Additional benefits include greater supply chain transparency and just-in-time manufacturing practices that, combined with digitalization and higher levels of automation, meet the industry’s requirements for shorter development times and product lifecycle management. The in-process control of critical quality attributes (CQAs) and real-time feedback delivered by continuous manufacturing technology is no longer optional, it’s an imperative. Speed to market has never been more important.
ConsiGma® 4.0: The future of CM
GEA is wholeheartedly embracing this concept by expanding, integrating and consolidating its ConsiGma® portfolio of continuous oral solid dosage granulation, drying and tablet compression equipment. The multipurpose ConsiGma® 4.0 platform — designed to transfer powder into coated tablets in development, pilot, clinical and production volumes — can now be supplied as standalone or modular plant for dedicated unit operations and installed in both new and existing facilities with third-party machinery.

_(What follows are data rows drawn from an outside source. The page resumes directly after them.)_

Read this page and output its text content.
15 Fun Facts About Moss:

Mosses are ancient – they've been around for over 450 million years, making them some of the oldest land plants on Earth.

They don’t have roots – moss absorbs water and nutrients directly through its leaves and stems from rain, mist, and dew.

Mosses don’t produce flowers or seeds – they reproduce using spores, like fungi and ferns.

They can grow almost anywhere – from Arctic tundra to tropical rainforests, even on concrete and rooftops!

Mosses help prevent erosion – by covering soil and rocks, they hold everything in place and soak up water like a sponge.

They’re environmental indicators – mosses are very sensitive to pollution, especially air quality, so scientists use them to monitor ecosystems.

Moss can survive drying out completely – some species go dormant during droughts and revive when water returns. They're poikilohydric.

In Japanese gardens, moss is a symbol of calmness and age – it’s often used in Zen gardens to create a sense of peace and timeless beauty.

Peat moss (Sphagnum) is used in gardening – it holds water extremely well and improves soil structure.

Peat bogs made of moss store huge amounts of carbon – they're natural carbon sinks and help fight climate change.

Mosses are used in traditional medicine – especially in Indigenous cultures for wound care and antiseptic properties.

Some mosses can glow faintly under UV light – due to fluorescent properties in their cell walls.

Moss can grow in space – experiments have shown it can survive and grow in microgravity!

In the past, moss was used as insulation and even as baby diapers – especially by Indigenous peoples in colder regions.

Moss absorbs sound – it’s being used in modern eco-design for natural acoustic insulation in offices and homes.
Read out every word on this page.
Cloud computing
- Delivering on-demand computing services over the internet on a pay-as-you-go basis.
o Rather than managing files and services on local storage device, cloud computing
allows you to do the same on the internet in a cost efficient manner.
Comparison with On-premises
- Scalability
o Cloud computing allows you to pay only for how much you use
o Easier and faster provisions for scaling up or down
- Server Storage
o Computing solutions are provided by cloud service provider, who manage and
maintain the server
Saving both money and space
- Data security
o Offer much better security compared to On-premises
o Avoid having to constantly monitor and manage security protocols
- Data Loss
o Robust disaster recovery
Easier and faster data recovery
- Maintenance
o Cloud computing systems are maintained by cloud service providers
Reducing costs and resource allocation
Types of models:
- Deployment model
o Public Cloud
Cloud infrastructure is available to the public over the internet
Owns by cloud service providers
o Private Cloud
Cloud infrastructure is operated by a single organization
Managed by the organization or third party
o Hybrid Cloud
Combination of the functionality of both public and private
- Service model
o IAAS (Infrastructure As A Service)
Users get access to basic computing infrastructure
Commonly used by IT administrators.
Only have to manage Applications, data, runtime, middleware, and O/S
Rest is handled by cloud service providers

In these uncertain times, GEA, the globally active mechanical and plant engineering company, is taking its role in the fight against the coronavirus — and any other — epidemic, extremely seriously. Looking ahead to the post-COVID world, we’ve taken a major step to make our cutting-edge CM equipment available to all.
By taking a more holistic and inclusive stance as a trusted supplier to the pharmaceutical industry, the company can now deliver an unparalleled combination of highly effective, flexible and cost-efficient production solutions to a wider and more diverse array of companies. GEA can provide top-of-the-range, fully configurable manufacturing systems as well as customer-specific “bin-to-bin” solutions and connect them to existing plant.
Committed to “Engineering for a better world,” GEA and its partners are leading the way toward smaller, more flexible, continuous processing technologies that have the potential to transform the future of pharmaceutical development and manufacturing … and deliver customized quantities of drugs to patients in need in a quick and efficient way. ConsiGma® 4.0 is the next step in that journey.